Breaking Her (Love is War 2) - Page 67

My knight-errant had been brought low with his only weakness.  Me.  It was so glaringly obvious that I couldn't believe I'd allowed myself to miss it for so long.

Even Bastian seemed to catch on without effort.  "I figure it's something about you.  Something you did.  He's been protecting you, hasn't he?"

I stopped walking, eyes shutting tight.  God, it hurt.  A new pain, worse even than the old one.

When he started talking again, I made myself open my eyes and meet his.  "Let's look at it simply.  You and I can figure this out, with or without Dante's help.  Obviously, we can't know what she has on you or him.  All we can do is assume she has everything.  We have to think in worst-case scenarios.  So tell me, Scarlett, what's your deepest, darkest secret?

I shook my head, blank eyes staring straight ahead.  "You don't even want to know."

I could see him out of the corner of my eye.  He was wearing a small smile, trying to lighten the mood.  "How bad could it be?"

I turned my head and met his eyes steadily.  "You don't even want to know," I repeated, because it was the truth.

"What? Did you kill somebody?"

He was clearly joking, but my reaction was not a joke.  I tensed up, every part of me arrested, automatically going into auto-save mode, still as a statue.

He studied me, eyes widening.  He began to curse and did not stop.

Yeah, that.

CHAPTER

THIRTY-ONE

"No one worth possessing can be quite possessed."

~Sara Teasdale

PAST

SCARLETT

We lasted two years in the apartment together.

The plan was always this:  We would live in Cambridge until Dante finished school (and he was working very hard to finish as soon as possible), and then, together, we would move to Hollywood so I could pursue acting.

It was a sacrifice for us both.  I didn't want to wait for my ambitions, and thanks to some memorably horrible trips with his father when he was younger, Dante hated L.A.

But that's what you did when you loved someone.  You sacrificed.  And that's why I made it two whole years in Cambridge.

It wasn't all bad.  In itself, living with him was everything I could have hoped for.  Sometimes we fought, but sometimes the fighting was necessary.  Sometimes it was all that made me feel alive.

Dante was wonderful.  It was never about him.

It was about me and the way I felt about myself.  At the two year mark I began to see that if I spent much more time being useless I was certain I'd never shake it, that I'd just become some bitter, pointless thing.  Like my grandma.

I couldn't do that, not even for him.

I needed to find my self-worth, and for that, I needed to leave him.

"I feel like I'm stuck here," I told him over a dessert I'd made special just to soften the blow.  "Like I'm giving up my life for yours.  Like the longer I stay here, the more I'm just going to shrivel up into someone I don't recognize."

He stared at me.  "You said you'd wait for me," he said simply.  He didn't even sound upset yet.  He was still in denial.

"I did, and I'm sorry.  I just can't stand it anymore.  I can't stand myself.  I need to be doing something besides serving drinks to a bunch of entitled pricks day after day."

That riled him.  "That was your idea.  I never wanted that.  Quit!  Just fucking quit!  It's that simple.  There's no reason for you to be working, especially at a job you can't stand."

I'd gotten off topic, I could see.  "That's all beside the point.  It's this place.  It's being put on hold.  I just cannot stand it, Dante.  I'm starting hate myself, and I need to find a way to change that.  Can't you understand?"

His soulful eyes were tormented on mine.  "You're leaving me?"

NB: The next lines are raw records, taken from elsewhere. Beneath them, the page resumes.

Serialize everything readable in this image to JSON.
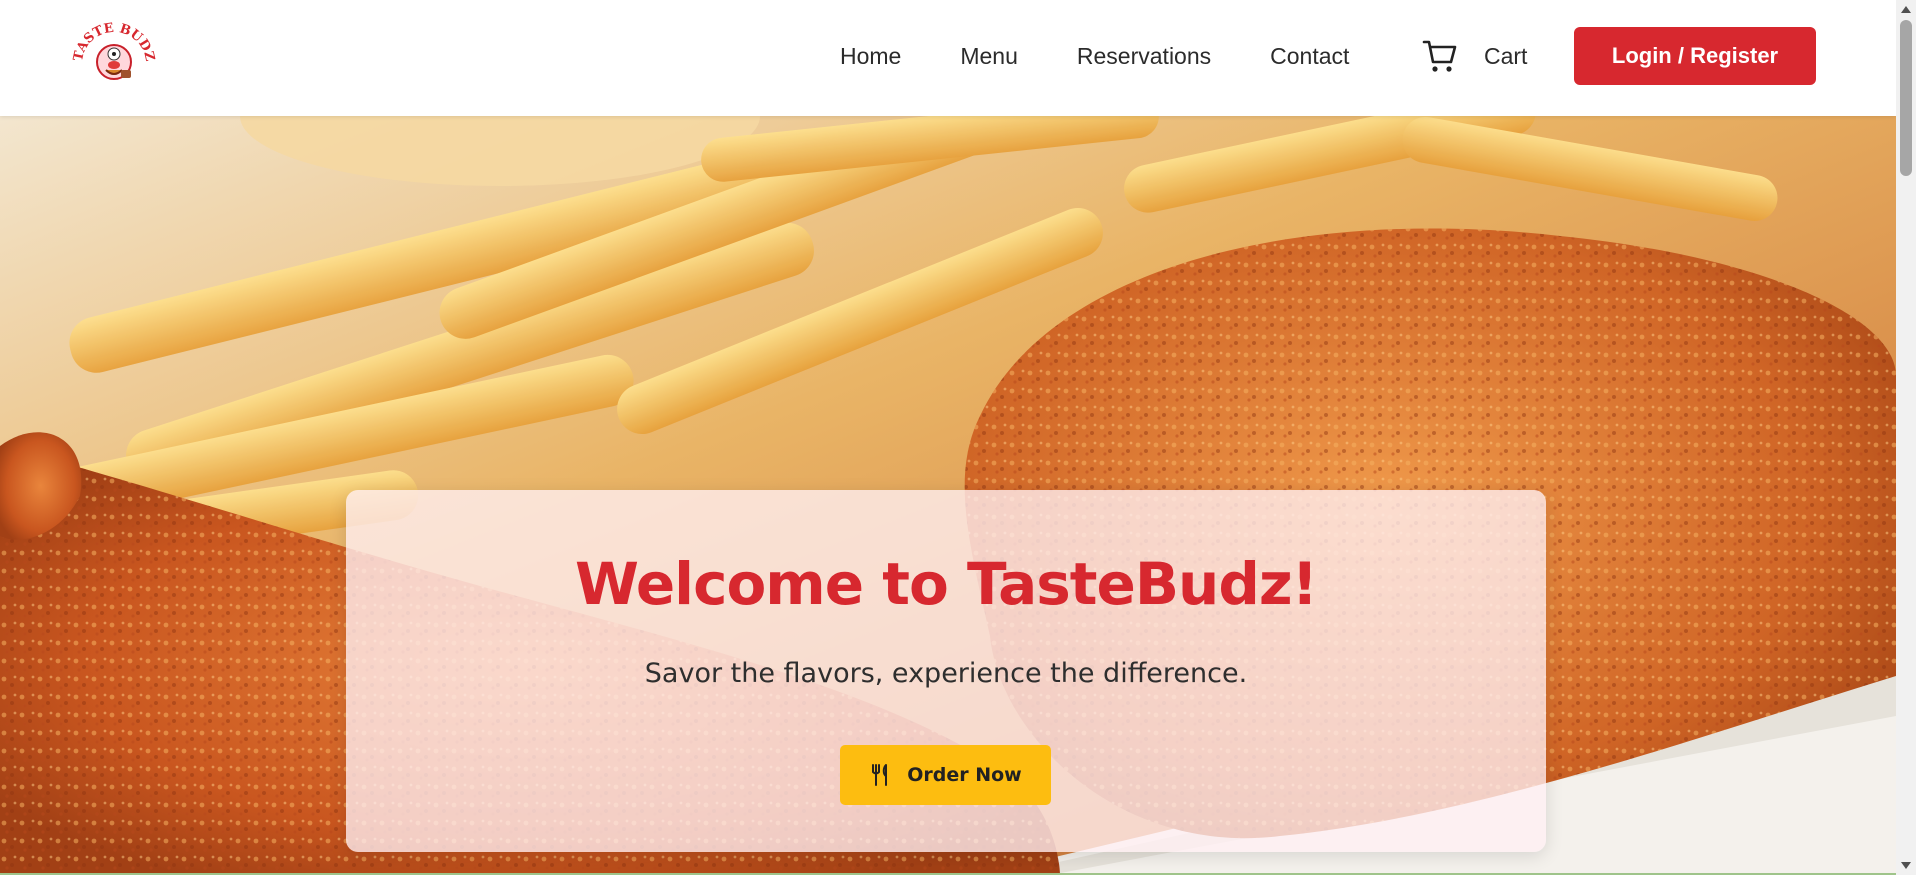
{
  "navbar": {
    "logo_text": "TASTE BUDZ",
    "links": [
      "Home",
      "Menu",
      "Reservations",
      "Contact"
    ],
    "cart_label": "Cart",
    "login_label": "Login / Register"
  },
  "hero": {
    "title": "Welcome to TasteBudz!",
    "subtitle": "Savor the flavors, experience the difference.",
    "order_button": "Order Now"
  },
  "colors": {
    "brand_red": "#d7282f",
    "accent_yellow": "#fdbd10"
  },
  "icons": {
    "cart": "shopping-cart-icon",
    "order": "fork-knife-icon"
  }
}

I could barely stand it.  I looked away.  "I'm not breaking up with yo—"

"Was that a really an option for you?" he asked, incredulous.  "You say it like you thought it over, like it could have gone either way?"

"No."  I saw the discussion getting away from me.  It was going as badly as I'd anticipated.  "No.  I never thought of that.  We'll be together, of course, but long distance.  Until you finish here.  Then you can come live with me, and in the meantime, I'm not putting my dreams on hold for yours."

It was bad.  He didn't take it well.  In fact, he refused to talk about it for days, simply telling me it wasn't an option.

Gently but firmly, I replied that it wasn't a question either.

It's an awful thing to realize that even the love of your life can't make you complete, not when you're as fucked up as me, but I was resolute.  It would be torture to be away from him for such a long time, but there was no doubt in my mind that we would find our way back to each other.  I had absolute faith in that.

A month later I was packing my things, a sullen but resigned Dante hovering over me.

Just setting up the move made me feel a little more hopeful.  I'd saved all of my waitressing money—every cent because Dante never let me pay for anything, and put it toward first month's rent on a small studio apartment in an area I couldn't have paid for by myself.  Dante put down the last month's rent.  Yes, he was helping me.  That was the only way he'd let me go without a harder fight.  That and weekend visitations whenever he could manage to fly out or fly me back.  Money had its perks, that was a fact.